First-time candidates typically need 300-400 hours of total study time. Retakers who use their score report to target weak areas generally need 80-150 hours, depending on how many content areas were rated Weaker. These are estimates based on common candidate patterns, not AICPA-published benchmarks.
What is the pass rate for FAR?
The FAR section has historically had a pass rate of approximately 40-45% per testing window. This is the lowest among the four CPA exam sections. The pass rate reflects all candidates, including first-timers and retakers.
How many times can you retake FAR?
There is no limit on the number of FAR attempts. Under continuous testing, you can reattempt the section in the next available window after receiving your score. However, all four sections must be passed within a rolling 30-month window.
When should you stop studying and just take FAR?
When you can consistently score 70% or higher on MCQs in every content area (not just on average) and complete TBS within the allotted time. Over-studying delays the exam and increases the risk of content decay in areas you learned early.

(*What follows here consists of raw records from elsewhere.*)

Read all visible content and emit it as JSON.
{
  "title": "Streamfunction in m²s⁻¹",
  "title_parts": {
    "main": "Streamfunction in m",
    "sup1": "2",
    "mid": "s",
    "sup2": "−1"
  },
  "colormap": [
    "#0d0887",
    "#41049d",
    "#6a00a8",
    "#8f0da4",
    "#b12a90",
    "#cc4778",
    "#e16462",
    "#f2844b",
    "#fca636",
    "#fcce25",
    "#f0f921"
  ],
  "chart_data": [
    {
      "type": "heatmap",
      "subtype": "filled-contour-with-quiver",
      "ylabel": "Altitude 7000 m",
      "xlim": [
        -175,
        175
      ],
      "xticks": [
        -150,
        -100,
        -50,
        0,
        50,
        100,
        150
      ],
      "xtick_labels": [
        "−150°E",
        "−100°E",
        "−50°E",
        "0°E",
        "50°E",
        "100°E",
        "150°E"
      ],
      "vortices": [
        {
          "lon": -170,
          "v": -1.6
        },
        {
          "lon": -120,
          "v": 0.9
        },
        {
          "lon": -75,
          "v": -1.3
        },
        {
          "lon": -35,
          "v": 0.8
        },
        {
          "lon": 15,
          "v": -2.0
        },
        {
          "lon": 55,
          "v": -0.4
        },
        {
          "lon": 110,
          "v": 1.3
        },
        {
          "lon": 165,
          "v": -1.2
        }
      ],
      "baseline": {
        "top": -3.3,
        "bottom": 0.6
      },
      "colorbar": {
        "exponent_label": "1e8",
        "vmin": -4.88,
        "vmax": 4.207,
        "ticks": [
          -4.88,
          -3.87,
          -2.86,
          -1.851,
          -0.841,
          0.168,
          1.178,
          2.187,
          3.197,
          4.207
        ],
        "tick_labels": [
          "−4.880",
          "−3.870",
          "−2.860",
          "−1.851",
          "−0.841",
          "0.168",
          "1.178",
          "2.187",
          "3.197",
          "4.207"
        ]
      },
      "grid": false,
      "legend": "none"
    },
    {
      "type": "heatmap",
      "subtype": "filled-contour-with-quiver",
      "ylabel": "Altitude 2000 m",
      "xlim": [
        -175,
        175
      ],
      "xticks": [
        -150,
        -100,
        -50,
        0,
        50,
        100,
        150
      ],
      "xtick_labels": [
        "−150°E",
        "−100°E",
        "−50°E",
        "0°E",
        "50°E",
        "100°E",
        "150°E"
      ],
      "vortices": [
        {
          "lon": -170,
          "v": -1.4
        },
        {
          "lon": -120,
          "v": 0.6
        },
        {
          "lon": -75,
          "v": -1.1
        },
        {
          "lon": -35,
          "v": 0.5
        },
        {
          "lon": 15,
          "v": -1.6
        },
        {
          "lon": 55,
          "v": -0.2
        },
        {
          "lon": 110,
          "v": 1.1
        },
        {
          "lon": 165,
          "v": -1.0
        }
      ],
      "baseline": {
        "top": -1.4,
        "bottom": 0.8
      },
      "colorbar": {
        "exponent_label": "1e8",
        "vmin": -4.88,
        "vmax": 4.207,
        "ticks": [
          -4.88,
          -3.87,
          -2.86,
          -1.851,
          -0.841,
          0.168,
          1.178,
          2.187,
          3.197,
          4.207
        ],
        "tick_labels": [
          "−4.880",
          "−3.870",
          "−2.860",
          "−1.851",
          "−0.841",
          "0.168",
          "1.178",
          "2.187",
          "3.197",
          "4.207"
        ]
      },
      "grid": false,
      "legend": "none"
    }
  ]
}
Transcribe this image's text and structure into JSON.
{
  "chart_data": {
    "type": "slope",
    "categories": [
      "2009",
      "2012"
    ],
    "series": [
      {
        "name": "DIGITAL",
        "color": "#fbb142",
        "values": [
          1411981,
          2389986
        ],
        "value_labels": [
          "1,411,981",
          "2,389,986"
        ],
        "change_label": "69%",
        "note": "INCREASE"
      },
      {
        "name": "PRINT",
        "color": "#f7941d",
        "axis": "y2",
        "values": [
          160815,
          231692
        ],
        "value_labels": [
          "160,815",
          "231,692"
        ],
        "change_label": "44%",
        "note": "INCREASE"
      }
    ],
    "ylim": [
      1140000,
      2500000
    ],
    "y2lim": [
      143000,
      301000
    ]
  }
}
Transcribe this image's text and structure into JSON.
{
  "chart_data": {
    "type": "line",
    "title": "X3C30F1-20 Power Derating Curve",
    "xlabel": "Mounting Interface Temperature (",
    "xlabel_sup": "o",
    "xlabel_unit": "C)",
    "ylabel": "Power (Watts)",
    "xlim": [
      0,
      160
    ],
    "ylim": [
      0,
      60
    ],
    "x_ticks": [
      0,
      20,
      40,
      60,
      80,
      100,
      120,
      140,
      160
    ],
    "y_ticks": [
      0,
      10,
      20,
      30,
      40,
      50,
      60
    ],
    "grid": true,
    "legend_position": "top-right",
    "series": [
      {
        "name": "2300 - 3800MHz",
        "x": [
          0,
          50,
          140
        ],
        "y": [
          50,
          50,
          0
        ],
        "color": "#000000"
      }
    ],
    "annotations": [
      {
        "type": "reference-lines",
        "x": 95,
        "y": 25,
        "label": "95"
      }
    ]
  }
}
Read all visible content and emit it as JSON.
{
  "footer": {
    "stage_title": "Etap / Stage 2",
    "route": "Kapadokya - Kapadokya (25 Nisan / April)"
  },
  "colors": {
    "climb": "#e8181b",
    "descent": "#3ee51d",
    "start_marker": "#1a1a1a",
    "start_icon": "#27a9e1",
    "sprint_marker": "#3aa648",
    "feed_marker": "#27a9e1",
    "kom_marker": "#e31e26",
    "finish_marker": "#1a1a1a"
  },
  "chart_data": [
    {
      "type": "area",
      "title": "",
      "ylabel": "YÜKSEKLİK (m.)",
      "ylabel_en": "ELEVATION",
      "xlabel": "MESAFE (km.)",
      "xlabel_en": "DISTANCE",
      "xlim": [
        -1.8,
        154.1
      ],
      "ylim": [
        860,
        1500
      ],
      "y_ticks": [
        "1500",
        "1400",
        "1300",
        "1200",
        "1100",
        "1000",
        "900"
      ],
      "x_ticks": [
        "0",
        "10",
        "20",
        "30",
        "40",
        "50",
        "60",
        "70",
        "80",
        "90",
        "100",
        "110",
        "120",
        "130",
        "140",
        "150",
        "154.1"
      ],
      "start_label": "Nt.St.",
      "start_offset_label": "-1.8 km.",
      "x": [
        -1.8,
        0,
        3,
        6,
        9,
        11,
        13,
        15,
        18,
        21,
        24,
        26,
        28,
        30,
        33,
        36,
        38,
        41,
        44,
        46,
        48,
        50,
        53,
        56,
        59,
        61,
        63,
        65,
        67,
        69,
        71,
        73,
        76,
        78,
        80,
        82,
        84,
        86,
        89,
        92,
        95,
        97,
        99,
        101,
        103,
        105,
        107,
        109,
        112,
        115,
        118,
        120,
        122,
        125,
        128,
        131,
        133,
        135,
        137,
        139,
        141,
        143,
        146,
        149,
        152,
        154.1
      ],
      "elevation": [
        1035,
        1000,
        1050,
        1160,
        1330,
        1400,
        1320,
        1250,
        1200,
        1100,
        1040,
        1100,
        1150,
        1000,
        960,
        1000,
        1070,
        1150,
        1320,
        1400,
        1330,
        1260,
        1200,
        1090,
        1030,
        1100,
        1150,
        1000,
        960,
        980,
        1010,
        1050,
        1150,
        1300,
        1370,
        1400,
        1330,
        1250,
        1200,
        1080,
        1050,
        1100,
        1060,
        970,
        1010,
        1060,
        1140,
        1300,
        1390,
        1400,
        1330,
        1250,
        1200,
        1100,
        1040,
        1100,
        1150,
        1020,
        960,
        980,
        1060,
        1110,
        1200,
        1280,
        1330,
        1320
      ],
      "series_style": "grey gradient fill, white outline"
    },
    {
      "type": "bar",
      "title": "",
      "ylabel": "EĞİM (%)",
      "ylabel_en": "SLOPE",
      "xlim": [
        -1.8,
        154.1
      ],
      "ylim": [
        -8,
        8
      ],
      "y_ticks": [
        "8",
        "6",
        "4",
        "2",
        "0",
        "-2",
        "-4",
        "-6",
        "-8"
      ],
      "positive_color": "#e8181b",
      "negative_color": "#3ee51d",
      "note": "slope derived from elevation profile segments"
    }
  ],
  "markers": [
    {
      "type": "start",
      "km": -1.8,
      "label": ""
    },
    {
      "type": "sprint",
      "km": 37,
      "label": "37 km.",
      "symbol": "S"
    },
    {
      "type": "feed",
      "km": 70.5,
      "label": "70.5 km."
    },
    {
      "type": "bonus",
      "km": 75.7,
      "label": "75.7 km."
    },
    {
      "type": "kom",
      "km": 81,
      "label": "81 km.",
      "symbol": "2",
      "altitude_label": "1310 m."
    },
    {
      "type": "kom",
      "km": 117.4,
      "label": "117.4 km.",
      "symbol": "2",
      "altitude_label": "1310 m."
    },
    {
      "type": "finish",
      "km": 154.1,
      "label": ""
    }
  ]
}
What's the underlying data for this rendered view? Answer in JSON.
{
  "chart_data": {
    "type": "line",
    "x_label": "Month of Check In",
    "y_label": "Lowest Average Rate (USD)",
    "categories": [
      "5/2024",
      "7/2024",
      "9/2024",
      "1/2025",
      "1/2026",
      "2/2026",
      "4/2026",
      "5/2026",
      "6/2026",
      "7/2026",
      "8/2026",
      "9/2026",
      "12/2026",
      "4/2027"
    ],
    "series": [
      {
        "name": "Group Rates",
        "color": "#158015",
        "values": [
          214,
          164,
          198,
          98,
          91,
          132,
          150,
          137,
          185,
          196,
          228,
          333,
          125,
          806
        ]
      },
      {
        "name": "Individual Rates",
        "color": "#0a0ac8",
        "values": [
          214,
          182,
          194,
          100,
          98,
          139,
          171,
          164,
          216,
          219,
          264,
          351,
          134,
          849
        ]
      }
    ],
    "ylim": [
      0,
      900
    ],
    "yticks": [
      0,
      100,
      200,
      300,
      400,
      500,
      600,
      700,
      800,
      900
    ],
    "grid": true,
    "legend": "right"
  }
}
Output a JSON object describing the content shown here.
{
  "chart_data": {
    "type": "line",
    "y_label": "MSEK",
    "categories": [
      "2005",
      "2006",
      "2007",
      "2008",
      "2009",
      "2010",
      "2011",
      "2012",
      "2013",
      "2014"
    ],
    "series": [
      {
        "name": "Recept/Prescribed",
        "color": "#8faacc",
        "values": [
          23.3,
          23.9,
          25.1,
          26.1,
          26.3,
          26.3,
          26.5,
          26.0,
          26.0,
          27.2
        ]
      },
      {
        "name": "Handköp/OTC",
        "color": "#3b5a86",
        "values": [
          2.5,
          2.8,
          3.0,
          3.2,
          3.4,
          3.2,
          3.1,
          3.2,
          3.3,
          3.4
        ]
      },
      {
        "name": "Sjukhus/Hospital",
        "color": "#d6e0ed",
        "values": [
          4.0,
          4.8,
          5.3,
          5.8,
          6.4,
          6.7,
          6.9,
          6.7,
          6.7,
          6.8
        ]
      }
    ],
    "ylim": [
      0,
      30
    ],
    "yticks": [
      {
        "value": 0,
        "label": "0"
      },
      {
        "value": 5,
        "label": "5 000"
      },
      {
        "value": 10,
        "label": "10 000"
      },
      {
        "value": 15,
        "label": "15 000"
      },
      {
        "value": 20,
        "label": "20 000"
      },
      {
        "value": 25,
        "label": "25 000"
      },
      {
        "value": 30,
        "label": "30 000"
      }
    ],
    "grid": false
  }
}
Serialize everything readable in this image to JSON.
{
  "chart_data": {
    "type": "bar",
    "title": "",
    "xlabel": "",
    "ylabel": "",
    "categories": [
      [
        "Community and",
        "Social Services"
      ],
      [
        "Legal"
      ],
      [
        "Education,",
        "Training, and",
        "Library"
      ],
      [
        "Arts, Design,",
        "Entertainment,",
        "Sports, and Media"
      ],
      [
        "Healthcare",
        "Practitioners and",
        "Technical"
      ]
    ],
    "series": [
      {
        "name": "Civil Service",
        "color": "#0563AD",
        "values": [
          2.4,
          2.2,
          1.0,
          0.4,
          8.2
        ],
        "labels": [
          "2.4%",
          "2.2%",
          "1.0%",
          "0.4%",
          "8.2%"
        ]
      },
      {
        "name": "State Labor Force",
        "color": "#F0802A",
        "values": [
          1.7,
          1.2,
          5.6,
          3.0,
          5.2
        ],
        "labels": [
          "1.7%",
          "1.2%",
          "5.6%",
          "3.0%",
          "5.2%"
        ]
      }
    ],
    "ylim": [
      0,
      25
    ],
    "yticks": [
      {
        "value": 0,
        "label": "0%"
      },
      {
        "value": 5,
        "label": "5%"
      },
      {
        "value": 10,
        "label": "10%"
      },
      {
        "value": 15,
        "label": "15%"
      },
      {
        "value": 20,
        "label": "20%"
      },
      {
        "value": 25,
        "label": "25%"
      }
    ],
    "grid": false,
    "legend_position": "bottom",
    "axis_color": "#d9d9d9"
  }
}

Is FAR the hardest CPA exam section?
FAR is widely considered the most content-heavy section, covering financial reporting, governmental accounting, NFP accounting, and dozens of ASC topics. Whether it is the hardest depends on your background. Candidates with strong financial reporting experience often find REG or AUD more challenging.
Should retakers start their study plan over from scratch?
No. If you scored 65 or above, you retained the majority of the material. Starting over wastes time on topics you already know. Use your NASBA score report to identify Weaker areas and allocate 60-70% of study time there.